Просто счастье, что я успела крикнуть:
— Макс, статья 107 УК РФ — от трех лет за убийство в состоянии аффекта!
Макс замер, затем прошел метр, открыл дверь, предъявил жетон, взял сумку и вышел на улицу. Все это происходило без слов. А когда Макс вот так молчит, окружающим хочется повеситься самим. Он хлопнул дверью. И направился ко мне. В это время я соорудила снежок диаметром сантиметров в пятнадцать. И как последний жест уходящему дню — размахнувшись, запустила им в злополучную дверь.

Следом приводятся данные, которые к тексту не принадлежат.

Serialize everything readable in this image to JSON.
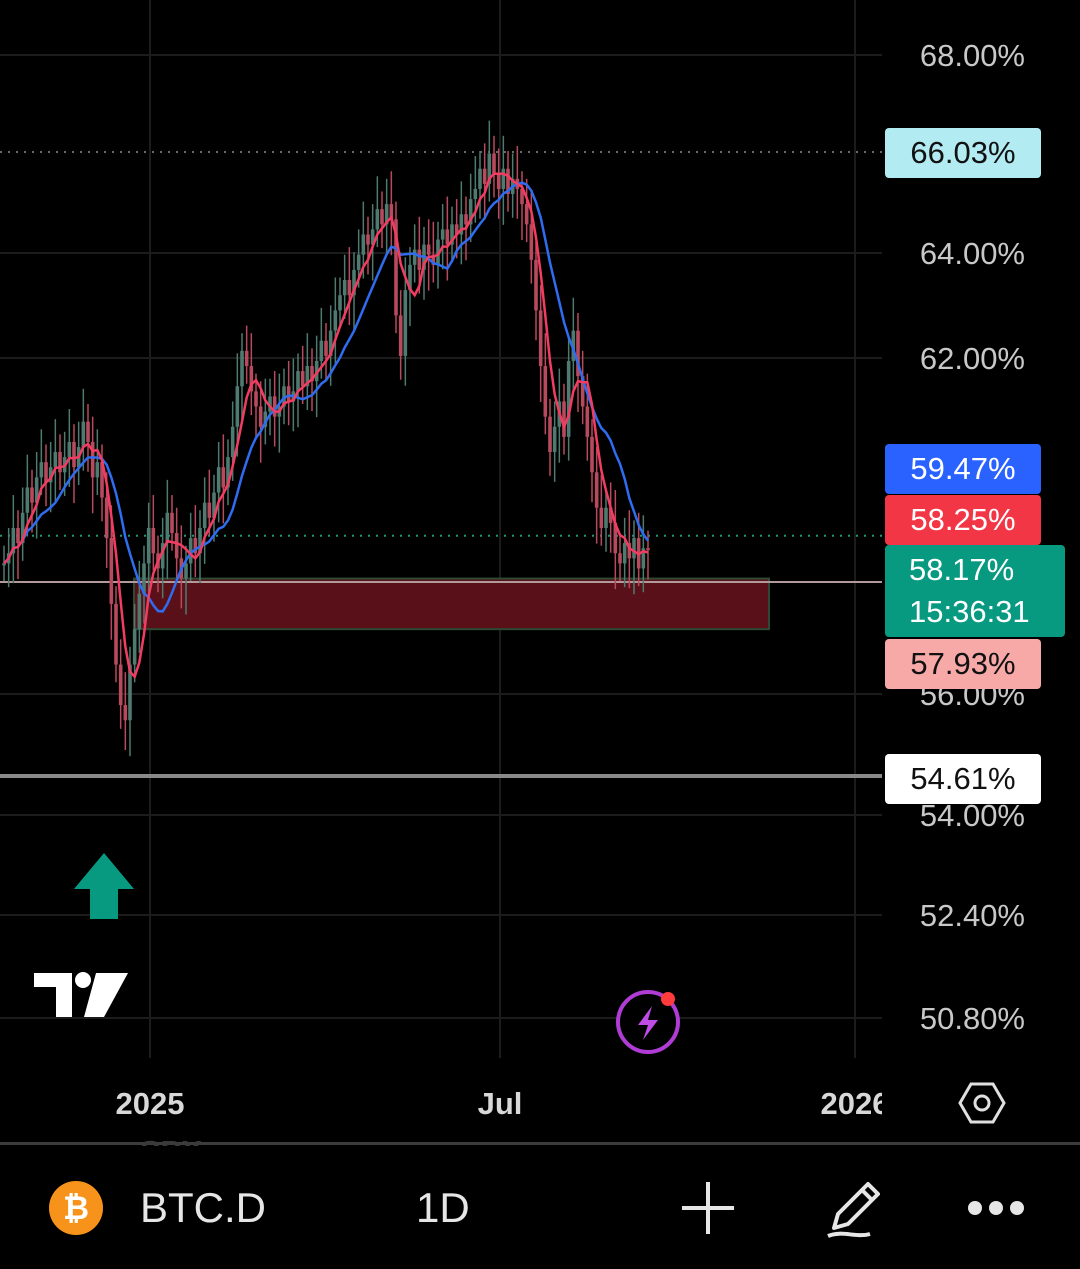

Но это был не последний жест. Заворачивая за угол в подземном переходе, я налетела на милиционера и зацепилась сумкой за ствол его автомата. Вот же ж бредятина! Ну нацепи ты его так, чтоб за него не задевали мирные граждане! Ведь так и очередь заделать недолго — нужно только за что-нибудь другое зацепиться…
Доехав до моей станции, в первом часу ночи мы вытряхнулись на улицу и не спеша пошли к дому. Все еще шел мелкий снежок, поэтому мы шли, набросив на наши разгоряченные головы капюшоны. По мостовой проехалась патрульная машина и, завернув на нашу дорожку, притормозила.
— Сейчас нас тормознут, — мрачно пошутила я.
Макс очень странно на меня посмотрел и ничего не сказал. Однако наши физиономии, очевидно, были озарены слишком зверским выражением. Потому что как только мы приблизились к машине на три метра, из нее вышли трое в полной боевой выкладке, обступили нас со всех сторон и сказали:
— Ваши документы!
Памятуя о событиях прошедшего дня, мы не стали возмущаться по поводу того, что перво-наперво ребята должны были представиться. Мы молча извлекли из карманов документы, сбросили с лиц капюшоны. Менторы внимательно изучили наши удостоверения, отдали честь и произнесли гениальную речь:
— Счастливо!
С этим словом они сели в машину. Машина развернулась на месте и рванула в снежный туман. А мы стояли на дорожке и смотрели ей вслед. Странный вопрос вертелся в нашем разгоряченном сознании. Пока, наконец, достав сигарету, Макс его не сформулировал:
— Слушай, сегодня не первое апреля? Может быть, нас просто разыгрывали?!